🤖 AI Summary
This work addresses the challenge of efficiently predicting power consumption for AI workloads on GPUs, where existing models rely on simulation or hardware profiling to estimate utilization—approaches that are often impractical for rapid design exploration. The paper proposes a lightweight methodology that leverages the structured execution and memory access patterns emerging from AI kernel optimizations. By integrating analytical modeling with empirical fitting, the approach accurately predicts module-level hardware utilization without requiring simulation or physical measurements, thereby enabling dynamic power estimation. Evaluated on NVIDIA Ampere GPUs, the model achieves an average power prediction error of 8% and generalizes effectively to the H100 architecture with only 7% error. This enables second-scale, scalable power exploration and facilitates optimization of clock frequency and architectural configurations.
📝 Abstract
As AI workloads drive increases in datacenter power consumption, accurate GPU power estimation is critical for proactive power management. However, existing power models face a scalability bottleneck not in the modeling techniques themselves, but in obtaining the hardware utilization inputs they require. Conventional approaches rely on either costly simulation or hardware profiling, which makes them impractical when rapid predictions are required.

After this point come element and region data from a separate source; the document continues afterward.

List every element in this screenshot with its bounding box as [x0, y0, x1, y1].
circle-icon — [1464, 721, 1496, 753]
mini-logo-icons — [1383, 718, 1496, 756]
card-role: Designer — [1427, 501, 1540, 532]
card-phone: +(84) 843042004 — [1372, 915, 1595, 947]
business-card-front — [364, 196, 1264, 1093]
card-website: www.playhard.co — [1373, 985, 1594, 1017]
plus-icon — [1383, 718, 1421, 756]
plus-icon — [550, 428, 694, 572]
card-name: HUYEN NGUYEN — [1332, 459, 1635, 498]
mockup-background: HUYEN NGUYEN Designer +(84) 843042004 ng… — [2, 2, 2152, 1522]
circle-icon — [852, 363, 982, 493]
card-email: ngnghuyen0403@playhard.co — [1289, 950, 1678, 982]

This work presents EnergAIzer, which addresses this scalability bottleneck by developing a lightweight solution to predict utilization inputs, reducing the estimation walltime from hours to seconds. Our key insight is that kernels in AI workloads commonly employ optimizations that create structured patterns, which analytically determine memory traffic and execution timeline. We construct a performance model using these patterns as an analytical scaffold for empirical data fitting, which also naturally exposes module-level utilization. This predicted utilization is then fed into our power model to estimate dynamic power consumption.
EnergAIzer achieves 8% power errors on NVIDIA Ampere GPUs, competitive with traditional power models with elaborate cycle-level simulation or hardware profiling. We demonstrate EnergAIzer's exploration capabilities for frequency scaling and architectural configurations, including forecasting the power of NVIDIA H100 with just 7% error. In summary, EnergAIzer provides fast and accurate power prediction for AI workloads, paving the way for power-aware design explorations.